Kansas City, Missouri, (/AA-/AA-/) is set to price Wednesday $274.7 million of special obligation bonds, consisting of $35.175 million of tax-exempt Series 2025B bonds, serials 2026-2055; $128.315 million of tax-exempt Series 2025C bonds, serials 2026-2040; and $111.21 million of taxable Series 2025 bonds, serials 2026-2027, 2035-2040. Stifel.

Austin, Texas, (A1/A+//AA-/) is set to price Wednesday $228.18 million of AMT airport system revenue refunding bonds, serials 2026-2044. Siebert Williams Shank.

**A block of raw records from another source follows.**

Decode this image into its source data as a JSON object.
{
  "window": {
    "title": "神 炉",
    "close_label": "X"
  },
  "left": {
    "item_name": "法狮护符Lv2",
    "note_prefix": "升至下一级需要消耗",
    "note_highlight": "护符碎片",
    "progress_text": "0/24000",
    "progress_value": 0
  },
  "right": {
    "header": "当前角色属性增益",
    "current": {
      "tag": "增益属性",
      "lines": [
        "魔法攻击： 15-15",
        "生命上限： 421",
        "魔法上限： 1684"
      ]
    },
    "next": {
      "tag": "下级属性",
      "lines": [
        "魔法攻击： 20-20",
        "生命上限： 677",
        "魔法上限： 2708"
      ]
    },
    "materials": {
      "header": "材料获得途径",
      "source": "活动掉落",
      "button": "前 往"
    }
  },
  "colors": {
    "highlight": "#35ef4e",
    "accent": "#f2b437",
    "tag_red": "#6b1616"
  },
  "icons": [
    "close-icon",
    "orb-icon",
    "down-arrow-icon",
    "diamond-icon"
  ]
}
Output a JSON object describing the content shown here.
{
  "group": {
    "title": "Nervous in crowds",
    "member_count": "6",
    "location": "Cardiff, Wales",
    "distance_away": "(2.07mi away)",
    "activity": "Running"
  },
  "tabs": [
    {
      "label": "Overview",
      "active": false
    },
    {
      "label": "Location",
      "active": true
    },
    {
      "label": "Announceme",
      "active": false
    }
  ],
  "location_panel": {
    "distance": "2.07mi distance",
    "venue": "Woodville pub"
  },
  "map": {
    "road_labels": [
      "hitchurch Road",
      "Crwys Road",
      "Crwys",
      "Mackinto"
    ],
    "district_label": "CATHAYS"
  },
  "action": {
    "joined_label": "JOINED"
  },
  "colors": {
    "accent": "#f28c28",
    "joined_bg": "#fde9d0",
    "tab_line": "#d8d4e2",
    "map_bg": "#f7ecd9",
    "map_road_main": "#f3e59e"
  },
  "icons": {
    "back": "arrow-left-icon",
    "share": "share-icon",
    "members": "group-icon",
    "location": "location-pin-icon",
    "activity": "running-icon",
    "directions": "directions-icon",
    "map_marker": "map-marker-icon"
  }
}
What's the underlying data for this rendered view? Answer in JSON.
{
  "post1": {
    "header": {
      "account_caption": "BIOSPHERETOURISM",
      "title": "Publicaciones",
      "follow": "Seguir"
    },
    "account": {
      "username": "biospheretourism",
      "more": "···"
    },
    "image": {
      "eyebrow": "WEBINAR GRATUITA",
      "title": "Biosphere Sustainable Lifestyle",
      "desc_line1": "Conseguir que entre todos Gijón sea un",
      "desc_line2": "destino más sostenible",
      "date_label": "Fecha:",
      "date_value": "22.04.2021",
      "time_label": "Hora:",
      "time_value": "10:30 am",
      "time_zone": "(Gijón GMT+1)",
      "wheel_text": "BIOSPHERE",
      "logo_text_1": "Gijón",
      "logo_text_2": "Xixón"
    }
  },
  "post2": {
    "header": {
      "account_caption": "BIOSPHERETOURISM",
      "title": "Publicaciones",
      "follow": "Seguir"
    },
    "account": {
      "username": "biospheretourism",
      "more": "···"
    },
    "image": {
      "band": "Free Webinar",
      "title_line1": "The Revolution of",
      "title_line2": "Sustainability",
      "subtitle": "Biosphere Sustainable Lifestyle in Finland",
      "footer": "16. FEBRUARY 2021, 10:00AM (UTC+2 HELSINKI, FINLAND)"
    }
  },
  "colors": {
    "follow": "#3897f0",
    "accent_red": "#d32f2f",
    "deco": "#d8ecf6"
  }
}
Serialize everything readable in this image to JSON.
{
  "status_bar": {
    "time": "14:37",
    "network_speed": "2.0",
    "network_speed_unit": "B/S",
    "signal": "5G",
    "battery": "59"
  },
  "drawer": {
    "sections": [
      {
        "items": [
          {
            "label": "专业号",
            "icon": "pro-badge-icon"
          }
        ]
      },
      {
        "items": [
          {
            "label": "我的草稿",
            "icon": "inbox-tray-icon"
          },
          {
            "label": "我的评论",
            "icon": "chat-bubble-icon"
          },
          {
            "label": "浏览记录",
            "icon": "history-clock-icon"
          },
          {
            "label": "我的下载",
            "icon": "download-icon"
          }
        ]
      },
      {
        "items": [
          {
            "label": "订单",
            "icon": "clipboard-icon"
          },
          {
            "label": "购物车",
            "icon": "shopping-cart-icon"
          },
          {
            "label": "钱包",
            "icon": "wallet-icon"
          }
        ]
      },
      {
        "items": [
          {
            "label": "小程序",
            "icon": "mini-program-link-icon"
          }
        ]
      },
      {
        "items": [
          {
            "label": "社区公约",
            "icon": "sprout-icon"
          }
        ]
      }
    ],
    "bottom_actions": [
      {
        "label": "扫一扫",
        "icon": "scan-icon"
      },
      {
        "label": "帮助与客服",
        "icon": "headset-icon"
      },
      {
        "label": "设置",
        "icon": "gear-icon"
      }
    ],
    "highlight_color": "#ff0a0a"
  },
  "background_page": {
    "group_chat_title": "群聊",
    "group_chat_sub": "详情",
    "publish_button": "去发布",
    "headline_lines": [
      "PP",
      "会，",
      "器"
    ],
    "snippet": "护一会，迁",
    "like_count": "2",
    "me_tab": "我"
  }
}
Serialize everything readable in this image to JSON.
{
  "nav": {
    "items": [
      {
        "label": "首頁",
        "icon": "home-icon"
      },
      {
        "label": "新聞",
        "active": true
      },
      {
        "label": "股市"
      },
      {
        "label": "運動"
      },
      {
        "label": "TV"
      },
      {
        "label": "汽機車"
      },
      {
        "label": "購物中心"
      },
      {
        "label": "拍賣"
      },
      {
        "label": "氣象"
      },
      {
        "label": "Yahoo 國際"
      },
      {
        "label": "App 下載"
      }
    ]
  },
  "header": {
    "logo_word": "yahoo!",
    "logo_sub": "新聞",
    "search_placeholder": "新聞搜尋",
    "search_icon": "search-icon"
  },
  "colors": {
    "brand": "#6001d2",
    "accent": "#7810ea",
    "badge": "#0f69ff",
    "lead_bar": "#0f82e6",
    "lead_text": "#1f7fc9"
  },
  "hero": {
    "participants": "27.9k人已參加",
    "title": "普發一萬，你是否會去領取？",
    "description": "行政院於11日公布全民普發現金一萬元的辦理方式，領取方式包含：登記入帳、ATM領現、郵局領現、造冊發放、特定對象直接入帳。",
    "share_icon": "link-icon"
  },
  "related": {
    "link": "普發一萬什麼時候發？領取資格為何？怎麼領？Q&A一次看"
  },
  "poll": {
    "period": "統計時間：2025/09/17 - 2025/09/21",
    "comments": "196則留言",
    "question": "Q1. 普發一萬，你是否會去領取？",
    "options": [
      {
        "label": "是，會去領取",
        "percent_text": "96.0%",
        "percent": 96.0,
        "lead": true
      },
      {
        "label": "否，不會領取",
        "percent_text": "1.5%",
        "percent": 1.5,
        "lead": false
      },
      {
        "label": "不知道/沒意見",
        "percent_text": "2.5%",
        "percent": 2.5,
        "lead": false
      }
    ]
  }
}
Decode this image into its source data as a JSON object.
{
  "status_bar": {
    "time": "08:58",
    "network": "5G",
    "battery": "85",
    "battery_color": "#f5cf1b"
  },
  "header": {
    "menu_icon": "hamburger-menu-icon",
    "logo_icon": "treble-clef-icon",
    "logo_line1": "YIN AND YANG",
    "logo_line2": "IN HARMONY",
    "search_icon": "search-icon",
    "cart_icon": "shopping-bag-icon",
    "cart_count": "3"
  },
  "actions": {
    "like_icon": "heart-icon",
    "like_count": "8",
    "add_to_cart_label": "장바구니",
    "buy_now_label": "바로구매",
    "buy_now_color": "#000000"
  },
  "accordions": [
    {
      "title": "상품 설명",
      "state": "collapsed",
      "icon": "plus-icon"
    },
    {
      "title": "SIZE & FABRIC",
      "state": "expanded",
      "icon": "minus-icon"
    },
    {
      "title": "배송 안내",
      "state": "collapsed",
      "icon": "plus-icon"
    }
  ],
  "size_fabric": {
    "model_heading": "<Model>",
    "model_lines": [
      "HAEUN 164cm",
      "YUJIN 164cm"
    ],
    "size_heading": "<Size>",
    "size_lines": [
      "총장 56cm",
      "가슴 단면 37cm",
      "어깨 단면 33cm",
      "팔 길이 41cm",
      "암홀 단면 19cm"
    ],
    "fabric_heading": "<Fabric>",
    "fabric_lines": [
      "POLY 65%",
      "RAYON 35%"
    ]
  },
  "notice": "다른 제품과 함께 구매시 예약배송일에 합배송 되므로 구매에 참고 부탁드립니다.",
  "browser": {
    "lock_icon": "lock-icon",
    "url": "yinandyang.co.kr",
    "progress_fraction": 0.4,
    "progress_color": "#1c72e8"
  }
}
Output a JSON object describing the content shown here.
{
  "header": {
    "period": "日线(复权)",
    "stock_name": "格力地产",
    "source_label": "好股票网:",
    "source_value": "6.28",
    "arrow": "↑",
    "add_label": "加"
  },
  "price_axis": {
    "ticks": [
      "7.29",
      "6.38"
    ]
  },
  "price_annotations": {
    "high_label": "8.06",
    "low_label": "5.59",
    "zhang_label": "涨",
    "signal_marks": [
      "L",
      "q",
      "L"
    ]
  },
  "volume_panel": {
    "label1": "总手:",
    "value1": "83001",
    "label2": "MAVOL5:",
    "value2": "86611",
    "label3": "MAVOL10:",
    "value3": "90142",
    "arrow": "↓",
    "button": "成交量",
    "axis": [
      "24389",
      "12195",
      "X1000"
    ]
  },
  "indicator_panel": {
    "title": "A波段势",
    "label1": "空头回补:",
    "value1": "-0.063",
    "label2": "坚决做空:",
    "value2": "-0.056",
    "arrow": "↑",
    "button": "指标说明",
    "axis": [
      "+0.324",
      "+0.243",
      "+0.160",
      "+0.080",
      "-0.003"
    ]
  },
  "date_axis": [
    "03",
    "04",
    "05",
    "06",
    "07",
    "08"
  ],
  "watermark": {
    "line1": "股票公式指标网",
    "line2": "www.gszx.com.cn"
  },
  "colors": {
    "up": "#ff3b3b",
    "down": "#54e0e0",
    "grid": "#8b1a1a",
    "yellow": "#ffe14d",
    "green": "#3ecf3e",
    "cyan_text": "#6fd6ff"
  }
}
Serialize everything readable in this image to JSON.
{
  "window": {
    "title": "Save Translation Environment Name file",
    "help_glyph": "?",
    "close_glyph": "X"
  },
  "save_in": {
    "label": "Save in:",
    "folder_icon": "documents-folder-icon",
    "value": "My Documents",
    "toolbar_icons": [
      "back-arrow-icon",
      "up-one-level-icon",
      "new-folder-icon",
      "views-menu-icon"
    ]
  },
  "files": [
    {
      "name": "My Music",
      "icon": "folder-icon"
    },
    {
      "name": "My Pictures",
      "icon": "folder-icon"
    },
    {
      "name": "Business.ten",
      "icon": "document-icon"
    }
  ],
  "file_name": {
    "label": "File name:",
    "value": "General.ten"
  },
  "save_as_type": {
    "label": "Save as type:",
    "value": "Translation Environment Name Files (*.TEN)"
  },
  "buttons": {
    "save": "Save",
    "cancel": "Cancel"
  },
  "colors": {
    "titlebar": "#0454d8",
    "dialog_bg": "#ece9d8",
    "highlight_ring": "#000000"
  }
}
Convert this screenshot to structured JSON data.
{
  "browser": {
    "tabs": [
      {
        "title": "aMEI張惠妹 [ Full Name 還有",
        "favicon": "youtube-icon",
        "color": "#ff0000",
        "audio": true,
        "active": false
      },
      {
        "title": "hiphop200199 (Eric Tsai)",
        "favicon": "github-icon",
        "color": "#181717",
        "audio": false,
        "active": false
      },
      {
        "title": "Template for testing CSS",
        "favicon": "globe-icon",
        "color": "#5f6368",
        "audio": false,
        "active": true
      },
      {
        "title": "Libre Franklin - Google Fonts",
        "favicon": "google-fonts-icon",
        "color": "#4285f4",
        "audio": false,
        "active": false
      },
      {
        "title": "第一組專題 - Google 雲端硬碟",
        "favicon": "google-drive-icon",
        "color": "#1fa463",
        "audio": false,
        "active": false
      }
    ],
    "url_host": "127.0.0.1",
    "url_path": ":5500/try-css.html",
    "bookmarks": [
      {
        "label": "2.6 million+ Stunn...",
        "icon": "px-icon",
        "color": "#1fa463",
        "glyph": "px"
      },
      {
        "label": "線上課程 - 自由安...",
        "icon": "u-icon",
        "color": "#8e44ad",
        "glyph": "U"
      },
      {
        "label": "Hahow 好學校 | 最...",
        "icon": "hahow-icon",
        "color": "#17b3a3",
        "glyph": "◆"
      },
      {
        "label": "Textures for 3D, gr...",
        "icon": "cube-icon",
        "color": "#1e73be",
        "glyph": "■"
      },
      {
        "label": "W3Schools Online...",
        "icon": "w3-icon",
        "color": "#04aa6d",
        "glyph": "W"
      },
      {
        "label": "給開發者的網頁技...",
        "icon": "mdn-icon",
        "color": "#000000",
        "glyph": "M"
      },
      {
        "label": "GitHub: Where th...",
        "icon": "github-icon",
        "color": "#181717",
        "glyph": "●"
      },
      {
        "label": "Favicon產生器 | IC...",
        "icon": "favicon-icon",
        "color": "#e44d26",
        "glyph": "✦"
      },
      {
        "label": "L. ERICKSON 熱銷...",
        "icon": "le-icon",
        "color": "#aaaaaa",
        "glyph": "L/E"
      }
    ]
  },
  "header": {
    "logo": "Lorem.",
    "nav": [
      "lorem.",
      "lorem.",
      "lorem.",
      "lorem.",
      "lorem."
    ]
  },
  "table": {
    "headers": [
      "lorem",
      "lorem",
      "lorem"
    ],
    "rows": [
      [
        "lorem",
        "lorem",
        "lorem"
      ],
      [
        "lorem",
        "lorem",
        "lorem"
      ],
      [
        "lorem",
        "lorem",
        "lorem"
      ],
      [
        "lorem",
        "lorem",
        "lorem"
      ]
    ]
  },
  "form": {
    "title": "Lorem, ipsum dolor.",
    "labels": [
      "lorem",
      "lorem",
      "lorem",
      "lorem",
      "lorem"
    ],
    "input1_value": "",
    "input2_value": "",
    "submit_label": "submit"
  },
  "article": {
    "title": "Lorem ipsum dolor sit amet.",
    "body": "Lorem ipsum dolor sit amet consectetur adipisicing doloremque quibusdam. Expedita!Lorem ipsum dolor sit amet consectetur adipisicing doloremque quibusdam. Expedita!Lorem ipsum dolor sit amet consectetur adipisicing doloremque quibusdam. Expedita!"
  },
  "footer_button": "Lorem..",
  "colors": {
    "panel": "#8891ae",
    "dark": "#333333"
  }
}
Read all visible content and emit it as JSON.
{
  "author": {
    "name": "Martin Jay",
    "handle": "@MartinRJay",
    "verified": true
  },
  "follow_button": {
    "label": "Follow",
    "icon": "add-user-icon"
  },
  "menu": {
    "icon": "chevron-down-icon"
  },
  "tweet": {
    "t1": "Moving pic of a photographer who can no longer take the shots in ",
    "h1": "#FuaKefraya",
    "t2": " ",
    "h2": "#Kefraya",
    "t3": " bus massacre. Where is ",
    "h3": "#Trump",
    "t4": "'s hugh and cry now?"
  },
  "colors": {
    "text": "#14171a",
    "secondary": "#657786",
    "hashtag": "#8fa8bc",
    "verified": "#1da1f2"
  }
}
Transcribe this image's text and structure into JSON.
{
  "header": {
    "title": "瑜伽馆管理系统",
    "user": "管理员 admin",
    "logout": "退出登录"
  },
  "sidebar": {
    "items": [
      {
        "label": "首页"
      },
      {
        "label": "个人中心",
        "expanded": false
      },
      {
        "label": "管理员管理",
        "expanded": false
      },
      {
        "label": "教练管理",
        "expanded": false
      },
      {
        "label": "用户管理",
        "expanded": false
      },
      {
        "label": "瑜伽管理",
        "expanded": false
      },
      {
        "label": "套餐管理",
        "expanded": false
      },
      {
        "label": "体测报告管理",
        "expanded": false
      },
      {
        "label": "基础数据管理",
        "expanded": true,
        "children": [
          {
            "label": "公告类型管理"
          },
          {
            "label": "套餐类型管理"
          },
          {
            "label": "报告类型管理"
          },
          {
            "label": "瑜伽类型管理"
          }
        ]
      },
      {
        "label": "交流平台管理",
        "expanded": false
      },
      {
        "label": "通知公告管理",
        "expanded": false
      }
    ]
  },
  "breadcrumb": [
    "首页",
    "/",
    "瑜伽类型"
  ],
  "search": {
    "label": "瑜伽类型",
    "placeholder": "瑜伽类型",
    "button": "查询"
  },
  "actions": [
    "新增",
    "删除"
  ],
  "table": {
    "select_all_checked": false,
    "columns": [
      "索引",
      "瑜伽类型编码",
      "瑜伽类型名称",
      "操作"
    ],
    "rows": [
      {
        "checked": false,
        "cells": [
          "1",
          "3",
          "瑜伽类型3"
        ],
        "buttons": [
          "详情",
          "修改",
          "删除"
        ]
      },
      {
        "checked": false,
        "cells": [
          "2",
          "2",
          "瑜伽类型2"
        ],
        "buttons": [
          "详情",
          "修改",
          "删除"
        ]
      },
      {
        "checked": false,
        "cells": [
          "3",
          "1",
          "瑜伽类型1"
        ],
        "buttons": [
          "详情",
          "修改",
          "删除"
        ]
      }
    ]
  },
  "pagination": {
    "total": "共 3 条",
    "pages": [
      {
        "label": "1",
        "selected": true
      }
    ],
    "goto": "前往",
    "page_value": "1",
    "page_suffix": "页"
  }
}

Rochester, Minnesota, (Aa2/AA//) is set to price Wednesday on behalf of the Mayo Clinic $189.28 million of health care facilities revenue bonds, consisting of $97.915 million of Series 2025A, terms 2050, 2053, and $91.365 million of Series 2025B, term 2055. BofA Securities.

Cleveland, Ohio, (A2/A/A-/) is set to price Wednesday $125.525 million of non-AMT airport system revenue bonds, Series 2025A, serials 2026-2033.

The Matanuska-Susitna Borough, Alaska, (/AA+/AA+/) is set to price Wednesday $110.36 million of GOs, consisting of $31.97 million of school bonds, Series A; $47.815 million of school refunding bonds, Series B; $10.295 million of transportation system refunding bonds, Series C; and $20.28 million of taxable transportation system bonds, Series D. RBC Capital Markets.

The Agua Fria Union High School District No. 216, Arizona, (Aa1///) is set to price Thursday $100 million of school improvement bonds, projects of 2023 and 2024. Stifel.

Competitive
The Gwinnett County School District, Georgia, (Aaa/AAA//) is set to sell $332.67 million of GO refunding bonds at 11 a.m. Thursday.